Corporate data breaches and system hacks are media darlings these days. Since the infamous Target incident, it seems that a major breach is reported on a weekly basis. You may have heard the media use “encryption” in a number of contexts. When it comes to digital security, defining and acting on encryption is one of the most important things a company can implement. To get ahead, one can look to the past.
In World War II, the Allies and the Axis fought their war with tanks, planes, and soldiers, but they also fought with code. Radio-based communications were easy to intercept, so codes were needed to keep those communications encrypted. The Allies won the war in large part because they cracked the Nazis’ “Enigma” code through the work of Alan Turing and other code-breakers.
Interestingly enough, modern digital communications are just as easy to intercept. When sensitive data, like financial information, needs to be transmitted, it is essential that it’s securely encrypted to keep hostile hackers from accessing that data and abusing it. When data isn’t securely encrypted, it can be a nightmare. Look at the recent data breach at Target or the revelation that corporations have been allowing the NSA to access user data for examples of the sort of PR nightmare that can arise when data is not secure.
Also, some encryption algorithms are better than others. While a piece of software may say it is secure, it may use a relatively simplistic piece of encryption that is easy to crack.
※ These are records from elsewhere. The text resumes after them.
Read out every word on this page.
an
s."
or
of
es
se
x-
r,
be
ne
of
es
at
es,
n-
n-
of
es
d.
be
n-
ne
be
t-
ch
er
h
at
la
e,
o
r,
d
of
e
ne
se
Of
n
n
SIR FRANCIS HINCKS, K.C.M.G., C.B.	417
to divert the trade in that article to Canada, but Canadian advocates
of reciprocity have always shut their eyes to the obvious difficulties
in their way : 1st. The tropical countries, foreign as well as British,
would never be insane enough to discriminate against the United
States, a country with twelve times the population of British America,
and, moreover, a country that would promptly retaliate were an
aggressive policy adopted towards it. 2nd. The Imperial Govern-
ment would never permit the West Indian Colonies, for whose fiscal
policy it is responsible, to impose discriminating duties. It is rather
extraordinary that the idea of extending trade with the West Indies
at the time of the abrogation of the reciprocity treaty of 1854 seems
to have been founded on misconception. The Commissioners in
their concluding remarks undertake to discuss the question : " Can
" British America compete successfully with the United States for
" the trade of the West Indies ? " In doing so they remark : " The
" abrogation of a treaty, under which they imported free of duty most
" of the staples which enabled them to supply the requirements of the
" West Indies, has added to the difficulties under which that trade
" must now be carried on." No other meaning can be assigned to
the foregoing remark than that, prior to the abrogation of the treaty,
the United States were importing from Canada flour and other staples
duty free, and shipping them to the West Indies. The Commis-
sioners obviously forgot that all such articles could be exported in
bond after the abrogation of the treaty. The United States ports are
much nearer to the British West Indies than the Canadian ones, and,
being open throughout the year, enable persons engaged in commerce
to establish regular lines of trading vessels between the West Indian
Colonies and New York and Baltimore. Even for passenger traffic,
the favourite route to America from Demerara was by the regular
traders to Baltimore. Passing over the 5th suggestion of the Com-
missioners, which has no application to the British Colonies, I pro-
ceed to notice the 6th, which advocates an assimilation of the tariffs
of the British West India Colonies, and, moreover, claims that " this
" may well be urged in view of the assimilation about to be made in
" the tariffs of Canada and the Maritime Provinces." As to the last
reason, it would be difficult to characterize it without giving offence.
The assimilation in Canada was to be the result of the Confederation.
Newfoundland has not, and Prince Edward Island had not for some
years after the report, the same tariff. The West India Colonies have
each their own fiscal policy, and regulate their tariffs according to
When it’s time to purchase accounting software, set up an ecommerce platform, or set up file transfer protocols within your company, you need to make sure that you purchase software that utilizes top-of-the-line encryption to protect sensitive information. Encryption is not a corner you can cut. If you do decide to use insecure software that does a poor job of encrypting, you might find yourself with a PR nightmare of your own. Encrypt your data now or pay the price down the line.